MuData object with n_obs × n_vars = 10 × 66228
  3 modalities
    corr:	10 x 22076
      layers:	'mod'
    expr:	10 x 22076
      layers:	'mod'
    peak:	10 x 22076
      layers:	'mod'

We devised a muon object to store these expression characteristics, comprising three modalities: corr (correlation), peak, and expr (expression), each representing a distinct aspect of the data.

groupObs=adata.obs[["sample","group"]].drop_duplicates()
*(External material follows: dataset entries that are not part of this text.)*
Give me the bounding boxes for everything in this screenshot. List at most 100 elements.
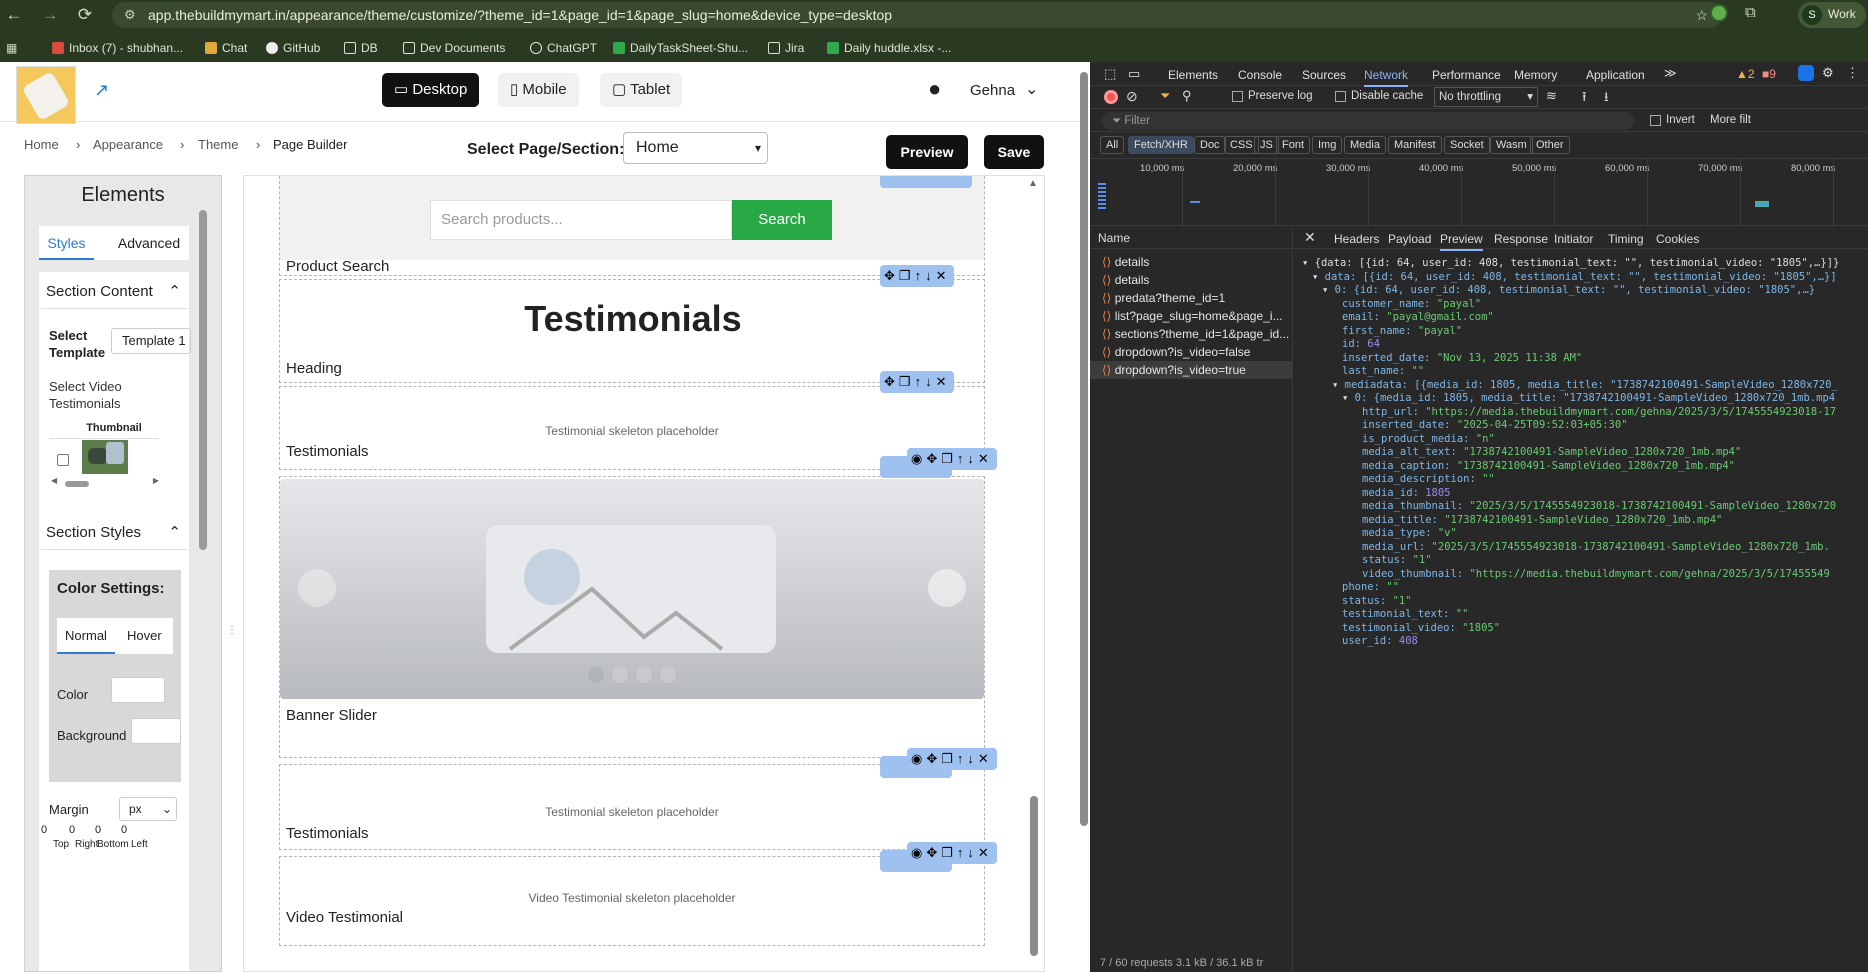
arrow-up-icon[interactable]: ↑: [957, 751, 968, 766]
request-row[interactable]: ⟨⟩ dropdown?is_video=false: [1102, 345, 1250, 359]
arrow-down-icon[interactable]: ↓: [967, 451, 978, 466]
filter-all[interactable]: All: [1100, 136, 1125, 154]
extensions-icon[interactable]: ⧉: [1745, 4, 1756, 21]
inspect-icon[interactable]: ⬚: [1104, 66, 1116, 82]
request-row[interactable]: ⟨⟩ details: [1102, 255, 1149, 269]
visibility-eye-icon[interactable]: ◉: [911, 751, 926, 766]
close-icon[interactable]: ✕: [978, 751, 993, 766]
filter-manifest[interactable]: Manifest: [1388, 136, 1442, 154]
bookmark-daily-huddle[interactable]: Daily huddle.xlsx -...: [827, 41, 951, 55]
close-icon[interactable]: ✕: [978, 451, 993, 466]
filter-socket[interactable]: Socket: [1444, 136, 1490, 154]
network-conditions-icon[interactable]: ≋: [1546, 88, 1557, 104]
section-content-header[interactable]: Section Content ⌃: [41, 275, 187, 309]
section-toolbar-expanded[interactable]: ◉✥❐↑↓✕: [907, 842, 997, 864]
tab-styles[interactable]: Styles: [39, 226, 94, 260]
request-row-selected[interactable]: ⟨⟩ dropdown?is_video=true: [1090, 361, 1292, 379]
section-heading[interactable]: Testimonials Heading: [279, 279, 985, 383]
settings-gear-icon[interactable]: ⚙: [1822, 65, 1834, 81]
arrow-up-icon[interactable]: ↑: [957, 451, 968, 466]
site-info-icon[interactable]: ⚙: [124, 2, 136, 28]
duplicate-icon[interactable]: ❐: [941, 845, 957, 860]
tab-headers[interactable]: Headers: [1334, 232, 1379, 246]
slider-dot[interactable]: [588, 667, 604, 683]
json-root-line[interactable]: ▾ {data: [{id: 64, user_id: 408, testimo…: [1302, 257, 1839, 269]
move-icon[interactable]: ✥: [926, 751, 941, 766]
slider-dot[interactable]: [636, 667, 652, 683]
json-mediadata-line[interactable]: ▾ mediadata: [{media_id: 1805, media_tit…: [1332, 379, 1838, 391]
json-media-item-line[interactable]: ▾ 0: {media_id: 1805, media_title: "1738…: [1342, 392, 1835, 404]
bookmark-star-icon[interactable]: ☆: [1695, 2, 1708, 28]
clear-icon[interactable]: ⊘: [1126, 88, 1138, 105]
profile-button[interactable]: S Work: [1798, 2, 1866, 28]
slider-prev-button[interactable]: [298, 569, 336, 607]
back-icon[interactable]: ←: [4, 5, 24, 25]
export-har-icon[interactable]: ⭳: [1604, 88, 1609, 110]
request-row[interactable]: ⟨⟩ predata?theme_id=1: [1102, 291, 1225, 305]
duplicate-icon[interactable]: ❐: [941, 451, 957, 466]
filter-fetch-xhr[interactable]: Fetch/XHR: [1128, 136, 1194, 154]
filter-img[interactable]: Img: [1312, 136, 1343, 154]
canvas-scrollbar[interactable]: [1030, 796, 1038, 956]
forward-icon[interactable]: →: [40, 5, 60, 25]
preview-button[interactable]: Preview: [886, 135, 968, 169]
tab-sources[interactable]: Sources: [1302, 68, 1346, 82]
move-icon[interactable]: ✥: [884, 374, 899, 389]
ai-assistant-icon[interactable]: [1798, 65, 1814, 81]
margin-unit-select[interactable]: px ⌄: [119, 797, 177, 821]
section-toolbar[interactable]: ✥❐↑↓✕: [880, 371, 955, 393]
move-icon[interactable]: ✥: [884, 268, 899, 283]
margin-left-input[interactable]: 0: [121, 824, 127, 836]
filter-input[interactable]: ⏷ Filter: [1102, 112, 1634, 130]
section-banner-slider[interactable]: Banner Slider: [279, 476, 985, 758]
filter-media[interactable]: Media: [1344, 136, 1386, 154]
tab-initiator[interactable]: Initiator: [1554, 232, 1593, 246]
tab-application[interactable]: Application: [1586, 68, 1645, 82]
arrow-up-icon[interactable]: ↑: [915, 374, 926, 389]
arrow-down-icon[interactable]: ↓: [925, 374, 936, 389]
visibility-eye-icon[interactable]: ◉: [911, 451, 926, 466]
bookmark-chat[interactable]: Chat: [205, 41, 247, 55]
canvas-scroll-up-icon[interactable]: ▲: [1028, 178, 1038, 189]
section-testimonials[interactable]: Testimonial skeleton placeholder Testimo…: [279, 386, 985, 470]
search-input[interactable]: Search products...: [430, 200, 732, 240]
bookmark-gmail[interactable]: Inbox (7) - shubhan...: [52, 41, 183, 55]
page-scrollbar[interactable]: [1080, 72, 1088, 826]
device-toolbar-icon[interactable]: ▭: [1128, 66, 1140, 82]
template-select[interactable]: Template 1: [111, 328, 191, 354]
search-button[interactable]: Search: [732, 200, 832, 240]
tab-console[interactable]: Console: [1238, 68, 1282, 82]
filter-wasm[interactable]: Wasm: [1490, 136, 1533, 154]
tab-timing[interactable]: Timing: [1608, 232, 1644, 246]
tab-hover[interactable]: Hover: [127, 618, 171, 654]
request-row[interactable]: ⟨⟩ details: [1102, 273, 1149, 287]
kebab-menu-icon[interactable]: ⋮: [1846, 65, 1859, 81]
more-tabs-icon[interactable]: ≫: [1664, 66, 1677, 80]
thumbnail-scrollbar[interactable]: ◀ ▶: [49, 476, 159, 489]
tab-performance[interactable]: Performance: [1432, 68, 1501, 82]
request-row[interactable]: ⟨⟩ list?page_slug=home&page_i...: [1102, 309, 1283, 323]
section-toolbar-expanded[interactable]: ◉✥❐↑↓✕: [907, 448, 997, 470]
section-toolbar-expanded[interactable]: ◉✥❐↑↓✕: [907, 748, 997, 770]
arrow-up-icon[interactable]: ↑: [915, 268, 926, 283]
apps-icon[interactable]: ▦: [6, 41, 17, 55]
close-icon[interactable]: ✕: [978, 845, 993, 860]
user-icon[interactable]: ●: [928, 76, 941, 102]
import-har-icon[interactable]: ⭱: [1582, 88, 1587, 110]
close-icon[interactable]: ✕: [936, 268, 951, 283]
arrow-down-icon[interactable]: ↓: [967, 845, 978, 860]
tab-memory[interactable]: Memory: [1514, 68, 1557, 82]
tab-response[interactable]: Response: [1494, 232, 1548, 246]
tab-network[interactable]: Network: [1364, 68, 1409, 87]
bookmark-jira[interactable]: Jira: [768, 41, 804, 55]
section-toolbar[interactable]: [880, 176, 972, 188]
name-column-header[interactable]: Name: [1090, 227, 1293, 249]
move-icon[interactable]: ✥: [926, 451, 941, 466]
search-icon[interactable]: ⚲: [1182, 88, 1192, 104]
section-testimonials[interactable]: Testimonial skeleton placeholder Testimo…: [279, 764, 985, 850]
preserve-log-checkbox[interactable]: [1232, 91, 1243, 102]
user-name[interactable]: Gehna: [970, 82, 1015, 99]
json-data-line[interactable]: ▾ data: [{id: 64, user_id: 408, testimon…: [1312, 271, 1837, 283]
close-detail-icon[interactable]: ✕: [1304, 229, 1316, 246]
warning-count[interactable]: ▲2: [1736, 67, 1755, 81]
groupObs.index=tvMap.obs_names

groupObs

	sample	group
BmscAging_Young_MA1_sep_LepR_BMSC	BmscAging_Young_MA1	MA
BmscAging_Young_MA2_sep_LepR_BMSC	BmscAging_Young_MA2	MA
BmscAging_Young_MA3_sep_LepR_BMSC	BmscAging_Young_MA3	MA
BmscAging_Young_MA4_sep_LepR_BMSC	BmscAging_Young_MA4	MA
BmscAging_Young_MA5_sep_LepR_BMSC	BmscAging_Young_MA5	MA
BmscAging_Young_Young1_sep_LepR_BMSC	BmscAging_Young_Young1	Young
BmscAging_Young_Young2_sep_LepR_BMSC	BmscAging_Young_Young2	Young
BmscAging_Young_Young3_sep_LepR_BMSC	BmscAging_Young_Young3	Young
BmscAging_Young_Young4_sep_LepR_BMSC	BmscAging_Young_Young4	Young
BmscAging_Young_Young5_sep_LepR_BMSC	BmscAging_Young_Young5	Young

We employed PyComplexHeatmap to generate a dot plot, allowing the selection of genes and samples for visualization. Specifically, we chose genes associated with Extracellular Matrix Organization. Our study revealed that these genes exhibit upregulation during the entire differentiation process in the young age of LepR+ BMSCs.

dotDf=tja.utils.makeDotTable(tvMap,gene=["Col3a1","Vcan","Col10a1","Col9a3","Col9a2"],
                             sample=tvMap.obs_names)

import PyComplexHeatmap as pch
col_ha = pch.HeatmapAnnotation(Group=pch.anno_simple(groupObs['group'],cmap='Set1',legend=False,add_text=True),
                           verbose=0,label_side='left',label_kws={'horizontalalignment':'right'})

tja.utils.trajDotplot(dotDf,col_split=groupObs['group'],top_annotation=col_ha)

Starting plotting..
Starting calculating row orders..
Reordering rows..
Starting calculating col orders..
Reordering cols..
Plotting matrix..
Collecting legends..
Plotting legends..
Estimated legend width: 12.172222222222222 mm
Incresing ncol

1710848782627

This result is highly consistent with our research findings. We observed a distinct expression pattern between these two groups.